Monday, 7 September 2009

UK: should auditors undertake non-audit work for their audit clients?

Yesterday's Sunday Times newspaper reported that Pensions Investment Research Consultants (PIRC) is calling for a ban on auditors performing non-audit work for their audit clients. The report cites "fears that it compromises auditors' independence and discourages them from confronting directors on difficult issues" as reasons for PIRC's position. Research by proxy voting agency Manifest is also cited:

The FRC said the level of fees paid to auditors in the FTSE 100 for non-audit work dropped from 191% of audit fees in 2002 — almost double their traditional income — to 71% last year. However, research by Manifest, the voting advisory service, for The Sunday Times shows a significant number of blue-chip companies last year shelled out more in non-audit fees to their auditors than for the cost of core audit work. The firms included Pennon, Experian and SAB Miller. PIRC research found that many smaller companies in the FTSE All-Share paid hefty multiples of auditors’ fees for their non-audit work. The biggest spenders in the 2008-9 financial year included Salamander Energy, Ashmore Group, Berkeley Group, William Hill and Premier Foods, as well as Land Securities, the FTSE 100 property company".

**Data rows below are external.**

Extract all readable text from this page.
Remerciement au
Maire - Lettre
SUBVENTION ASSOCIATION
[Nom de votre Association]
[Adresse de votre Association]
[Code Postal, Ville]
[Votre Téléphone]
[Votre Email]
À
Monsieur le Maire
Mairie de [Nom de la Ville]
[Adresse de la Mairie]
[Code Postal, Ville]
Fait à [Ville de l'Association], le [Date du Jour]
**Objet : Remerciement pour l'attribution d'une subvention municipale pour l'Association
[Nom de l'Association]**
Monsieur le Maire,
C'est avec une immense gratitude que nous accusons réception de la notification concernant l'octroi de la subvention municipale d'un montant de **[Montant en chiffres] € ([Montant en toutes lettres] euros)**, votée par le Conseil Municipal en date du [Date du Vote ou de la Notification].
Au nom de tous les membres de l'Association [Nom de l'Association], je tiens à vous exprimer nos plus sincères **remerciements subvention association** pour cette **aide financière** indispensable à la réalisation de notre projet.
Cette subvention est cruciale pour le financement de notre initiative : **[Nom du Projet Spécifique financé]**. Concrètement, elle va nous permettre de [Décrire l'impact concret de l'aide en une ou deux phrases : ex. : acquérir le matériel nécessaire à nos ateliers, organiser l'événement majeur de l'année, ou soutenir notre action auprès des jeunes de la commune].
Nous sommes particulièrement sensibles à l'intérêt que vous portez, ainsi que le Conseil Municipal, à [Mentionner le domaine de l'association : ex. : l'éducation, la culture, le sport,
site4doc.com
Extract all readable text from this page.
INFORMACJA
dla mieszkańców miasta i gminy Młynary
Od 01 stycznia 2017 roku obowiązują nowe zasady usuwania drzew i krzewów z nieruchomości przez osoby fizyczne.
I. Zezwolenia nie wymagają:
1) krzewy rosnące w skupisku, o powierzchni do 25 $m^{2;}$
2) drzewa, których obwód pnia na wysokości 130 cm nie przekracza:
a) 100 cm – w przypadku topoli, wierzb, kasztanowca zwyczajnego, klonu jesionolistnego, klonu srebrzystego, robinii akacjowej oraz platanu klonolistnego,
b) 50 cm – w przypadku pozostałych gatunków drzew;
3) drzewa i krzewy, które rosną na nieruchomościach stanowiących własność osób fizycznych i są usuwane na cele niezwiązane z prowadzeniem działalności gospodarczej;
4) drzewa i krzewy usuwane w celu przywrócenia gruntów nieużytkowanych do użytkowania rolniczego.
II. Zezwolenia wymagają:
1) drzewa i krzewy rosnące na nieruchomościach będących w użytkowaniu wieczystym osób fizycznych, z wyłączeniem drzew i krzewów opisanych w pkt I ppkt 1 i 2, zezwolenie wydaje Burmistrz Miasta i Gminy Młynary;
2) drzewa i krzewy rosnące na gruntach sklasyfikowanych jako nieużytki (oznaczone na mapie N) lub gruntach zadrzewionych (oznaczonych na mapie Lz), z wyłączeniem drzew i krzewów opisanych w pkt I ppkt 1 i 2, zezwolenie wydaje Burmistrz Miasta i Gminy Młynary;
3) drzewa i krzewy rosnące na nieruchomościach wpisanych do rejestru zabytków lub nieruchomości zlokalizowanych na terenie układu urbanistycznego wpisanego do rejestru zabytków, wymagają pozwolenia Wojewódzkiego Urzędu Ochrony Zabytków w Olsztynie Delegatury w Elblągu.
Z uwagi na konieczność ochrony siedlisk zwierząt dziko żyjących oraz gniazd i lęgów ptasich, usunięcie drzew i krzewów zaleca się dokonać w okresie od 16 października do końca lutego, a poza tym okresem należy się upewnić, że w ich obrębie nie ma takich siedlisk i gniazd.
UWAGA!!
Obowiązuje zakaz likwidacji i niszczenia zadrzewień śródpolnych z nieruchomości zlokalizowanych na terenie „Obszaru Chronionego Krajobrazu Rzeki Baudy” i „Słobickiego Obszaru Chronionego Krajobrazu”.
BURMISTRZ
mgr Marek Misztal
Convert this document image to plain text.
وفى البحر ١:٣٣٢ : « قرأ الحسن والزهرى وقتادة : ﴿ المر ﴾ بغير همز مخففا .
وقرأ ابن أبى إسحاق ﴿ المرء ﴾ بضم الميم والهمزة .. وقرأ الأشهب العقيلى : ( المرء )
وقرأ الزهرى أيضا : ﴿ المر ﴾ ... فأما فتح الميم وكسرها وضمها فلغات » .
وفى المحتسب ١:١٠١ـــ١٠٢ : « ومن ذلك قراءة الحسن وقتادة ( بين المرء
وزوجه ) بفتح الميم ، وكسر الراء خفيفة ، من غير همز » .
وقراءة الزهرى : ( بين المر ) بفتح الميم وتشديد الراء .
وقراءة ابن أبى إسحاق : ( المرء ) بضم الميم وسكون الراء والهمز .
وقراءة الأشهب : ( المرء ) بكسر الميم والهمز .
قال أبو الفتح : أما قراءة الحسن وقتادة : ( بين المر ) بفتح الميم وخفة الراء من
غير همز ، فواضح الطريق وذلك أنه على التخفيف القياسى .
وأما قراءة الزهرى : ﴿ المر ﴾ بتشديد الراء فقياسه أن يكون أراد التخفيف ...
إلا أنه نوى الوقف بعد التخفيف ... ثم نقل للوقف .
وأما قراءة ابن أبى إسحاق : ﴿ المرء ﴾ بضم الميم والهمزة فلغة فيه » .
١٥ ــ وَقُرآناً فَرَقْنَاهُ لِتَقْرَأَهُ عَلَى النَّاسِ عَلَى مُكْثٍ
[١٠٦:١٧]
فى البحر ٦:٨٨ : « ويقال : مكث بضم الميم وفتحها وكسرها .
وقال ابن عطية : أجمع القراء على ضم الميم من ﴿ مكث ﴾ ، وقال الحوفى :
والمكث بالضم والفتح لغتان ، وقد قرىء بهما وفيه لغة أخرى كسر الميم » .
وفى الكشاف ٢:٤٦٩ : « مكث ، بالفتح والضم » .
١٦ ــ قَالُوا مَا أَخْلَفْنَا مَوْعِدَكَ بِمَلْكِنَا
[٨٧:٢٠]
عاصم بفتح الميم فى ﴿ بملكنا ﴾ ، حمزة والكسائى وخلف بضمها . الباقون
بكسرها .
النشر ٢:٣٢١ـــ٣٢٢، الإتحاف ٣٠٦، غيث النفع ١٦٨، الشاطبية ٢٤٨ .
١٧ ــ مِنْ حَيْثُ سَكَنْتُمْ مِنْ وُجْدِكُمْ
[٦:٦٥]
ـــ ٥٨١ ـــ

We've been here before: the Cadbury Committee considered whether auditors should be prohibited from providing non-audit services to clients and concluded in its 1992 report (at para. 5.11):

Such a prohibition would limit the freedom of companies to choose their sources of advice and could increase their costs. The Committee was not persuaded that any potential gains in objectivity would outweigh these disadvantages. It does, however, strongly support full disclosure of fees paid to audit firms for non-audit work".

These arguments will be considered again very soon: the report notes that in a few weeks' time the  Auditing Practices Board will begin a consultation on the issue of non-audit work performed by auditors.